10月16日
京都府伏見
菊花賞前夜
アスラン達スピカは明日の菊花賞に備え、京都レース場が近い伏見に前乗りした。
いつぞやの合宿とは違い、今回は全員にホテルの個室が与えられている。
「…」
明日の菊花賞に向け気持ちを高める。
「アスラン。緊張する?」
「どうでしょう、正直実感はまだ…」
寝る前にテイオーが部屋にやって来たので軽く歓談する。
こうして話すと自然と心が安らぐ思いだ。
「今日は早く寝て明日に備えよう。
夜更かししちゃダメだよ!」
そう言ってテイオーは自室に戻った。
(寝るか…)
電気を消してベットに入る。
10分後
(寝れねぇ…!)
目を閉じたまでは良かったが、コースやらメンバーやら、
そしてホープのことを考え出したらすっかり目がさえてしまった。
ダービーのときでさえこうはならなかったというのに。
これが3冠の重圧だというのか…
(…しょうがない、頭冷やしてくるか。

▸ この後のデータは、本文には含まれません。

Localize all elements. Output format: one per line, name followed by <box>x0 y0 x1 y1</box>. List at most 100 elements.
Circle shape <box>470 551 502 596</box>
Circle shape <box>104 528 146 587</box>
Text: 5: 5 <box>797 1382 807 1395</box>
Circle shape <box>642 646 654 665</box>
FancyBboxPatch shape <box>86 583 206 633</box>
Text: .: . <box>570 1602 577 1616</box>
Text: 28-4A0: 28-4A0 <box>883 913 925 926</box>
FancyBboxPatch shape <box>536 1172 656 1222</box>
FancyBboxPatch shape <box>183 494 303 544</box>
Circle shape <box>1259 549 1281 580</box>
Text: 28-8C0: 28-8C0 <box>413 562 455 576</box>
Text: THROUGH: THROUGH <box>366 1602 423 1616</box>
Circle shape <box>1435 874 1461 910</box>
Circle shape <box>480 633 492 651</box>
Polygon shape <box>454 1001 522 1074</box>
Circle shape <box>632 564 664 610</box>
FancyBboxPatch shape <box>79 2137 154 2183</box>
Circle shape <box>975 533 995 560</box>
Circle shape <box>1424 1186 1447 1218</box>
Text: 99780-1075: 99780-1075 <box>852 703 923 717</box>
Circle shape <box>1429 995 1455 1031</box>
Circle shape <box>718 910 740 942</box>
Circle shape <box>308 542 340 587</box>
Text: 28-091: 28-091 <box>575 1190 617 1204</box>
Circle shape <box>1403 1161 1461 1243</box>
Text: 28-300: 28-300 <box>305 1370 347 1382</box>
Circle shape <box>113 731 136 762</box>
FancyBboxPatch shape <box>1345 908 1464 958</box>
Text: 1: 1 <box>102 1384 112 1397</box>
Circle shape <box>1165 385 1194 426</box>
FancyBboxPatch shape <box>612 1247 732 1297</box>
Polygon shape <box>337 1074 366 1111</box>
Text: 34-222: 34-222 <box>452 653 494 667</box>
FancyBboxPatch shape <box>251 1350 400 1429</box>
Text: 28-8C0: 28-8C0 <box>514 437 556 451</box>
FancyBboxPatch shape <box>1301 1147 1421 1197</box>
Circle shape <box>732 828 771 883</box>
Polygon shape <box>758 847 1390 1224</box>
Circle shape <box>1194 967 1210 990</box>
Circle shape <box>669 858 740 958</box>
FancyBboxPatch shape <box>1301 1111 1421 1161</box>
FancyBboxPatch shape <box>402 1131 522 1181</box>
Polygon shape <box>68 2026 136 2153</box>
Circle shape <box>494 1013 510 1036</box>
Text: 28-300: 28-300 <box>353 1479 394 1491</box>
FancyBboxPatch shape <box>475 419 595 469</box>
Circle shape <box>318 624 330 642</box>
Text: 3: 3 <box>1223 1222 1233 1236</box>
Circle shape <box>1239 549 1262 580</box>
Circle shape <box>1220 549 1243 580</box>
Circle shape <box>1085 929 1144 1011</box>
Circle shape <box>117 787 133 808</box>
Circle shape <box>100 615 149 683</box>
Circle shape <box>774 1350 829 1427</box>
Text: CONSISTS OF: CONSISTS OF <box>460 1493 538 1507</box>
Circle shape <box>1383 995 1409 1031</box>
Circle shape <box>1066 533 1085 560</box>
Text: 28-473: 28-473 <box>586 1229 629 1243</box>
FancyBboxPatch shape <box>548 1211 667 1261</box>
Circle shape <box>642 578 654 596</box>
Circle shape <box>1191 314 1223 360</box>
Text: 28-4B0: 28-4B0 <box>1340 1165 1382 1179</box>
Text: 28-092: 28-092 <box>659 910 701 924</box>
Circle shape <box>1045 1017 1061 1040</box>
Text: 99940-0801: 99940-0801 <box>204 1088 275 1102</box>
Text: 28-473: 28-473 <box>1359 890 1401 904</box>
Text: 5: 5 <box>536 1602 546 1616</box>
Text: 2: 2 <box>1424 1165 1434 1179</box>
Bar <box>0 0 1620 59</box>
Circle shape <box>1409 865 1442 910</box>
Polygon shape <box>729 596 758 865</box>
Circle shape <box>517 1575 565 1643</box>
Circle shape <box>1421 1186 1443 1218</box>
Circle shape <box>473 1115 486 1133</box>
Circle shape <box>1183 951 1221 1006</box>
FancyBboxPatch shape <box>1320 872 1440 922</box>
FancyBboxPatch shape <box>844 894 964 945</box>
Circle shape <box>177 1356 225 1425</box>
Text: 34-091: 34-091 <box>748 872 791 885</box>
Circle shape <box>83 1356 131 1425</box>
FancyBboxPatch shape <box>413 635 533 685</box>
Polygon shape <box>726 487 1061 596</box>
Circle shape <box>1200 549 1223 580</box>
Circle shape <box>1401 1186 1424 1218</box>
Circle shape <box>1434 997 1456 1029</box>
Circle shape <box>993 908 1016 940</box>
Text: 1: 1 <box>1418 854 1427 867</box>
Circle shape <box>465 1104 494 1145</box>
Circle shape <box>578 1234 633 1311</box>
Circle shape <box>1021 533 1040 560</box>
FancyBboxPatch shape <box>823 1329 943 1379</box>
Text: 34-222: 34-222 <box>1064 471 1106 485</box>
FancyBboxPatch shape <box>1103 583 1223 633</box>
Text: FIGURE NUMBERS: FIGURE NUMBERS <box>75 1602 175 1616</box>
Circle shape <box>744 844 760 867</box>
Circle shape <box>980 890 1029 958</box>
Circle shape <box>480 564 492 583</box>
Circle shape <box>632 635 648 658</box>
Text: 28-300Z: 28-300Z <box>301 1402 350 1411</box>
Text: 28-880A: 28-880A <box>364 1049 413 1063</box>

)
パジャマからジャージに着替え、ホテルから出た。
すっかり寝静まった伏見の街を走る。
戦国期から続く酒蔵の町並みと堀のせせらぎが、京都中心部とは違った空気を醸しだし、それを感じながら北へ進む。
「やっぱ
伏見稲荷大社
全国にある『稲荷神社』の総本宮であり、
古くは五穀豊穣、
そこから派生し商売繁盛・諸願成就の御利益がある。
特に夜は観光客が少ない上、千本鳥居がライトアップされるため、静かかつ荘厳な雰囲気を感じられる。
千本鳥居が建ち並ぶ参道を上り、奥の院へ着く。
小銭を入れて2礼2拍し祈りを捧げる。
(明日の菊花賞、何卒お見守り下さい…)
…カシャーン
カシャーン…
(……?)
祈りを捧げていると、社殿の奥からかすかではあるが、
金属をすり合わせるような音が聞こえる。
夜中だから宮司さんとかはいないし、観光客もいない。
(…よく分からんが、ポジティブに考えよう。
シチュエーション的には熱田神宮の逸話そっくりじゃないか!)
戦国の時代、
今川軍の侵攻を受けた織田信長公は、軍勢を熱田神宮に集め、戦勝を祈願した。
すると社殿の奥から、轡(鎧)をこすり合わせる音が鳴り響いた。
これを信長公は「吉兆の現れ」と兵達を鼓舞し、軍勢の士気は上昇。
そして田楽狭間(桶狭間)にて今川軍を破り、天下にその名をとどろかせた…
俺もまた、天下に名を知らしめよと神の思し召しだろうか。
「…人間五十年、下天のうちを比ぶれば、夢幻の如くなり…」
不意に信長公が好んだとされる『敦盛』の一節が口に出る。
人の一生など天界の神々から見れば、夢や幻のように短く、儚い。
それがアスリートともなれば、現役として前線に立っていられる時間など、
その短い人生の、ほんの一瞬でしかない。
現世の競走馬だって引退してからの余生のほうが長いのだ。
生まれながらのアスリートたるウマ娘も、同じだろう。
「
生きとし生けるものはいつか滅ぶ。
終わりが定められている短い人生の間に、
恐れおののいている時間などない!
「必ず、勝つ!」
同時刻
京都府八幡
(…ここが関西の八幡様…)
アスラン達同様、
菊花賞へ出走すべく京都レース場に近い八幡市に前乗りしていたレスキューホープは、
やはりアスランと同じく妙に寝られず、近所の石清水八幡宮に来ていた。
源氏の氏神にして武の神である八幡大神を祀る石清水八幡宮は、
その経緯から心願成就・武運長久の御利益がある。
ホープは静まり返った社殿に頭を下げ、眉間にしわを寄せ祈りを捧げる。
「南無八幡大菩薩…明日の菊花賞、どうか勝たせて下さい…
お願いします…
…お願いします…っ!」
八百万の神々といえど、相反する願いは叶えられない。
獅子か侍か
決戦の菊の舞台は
秋晴れと共にやってくる。
各寺社は夜遅いと閉まってたりするんで参拝時はお気をつけを。
私の夢はソールオリエンスです。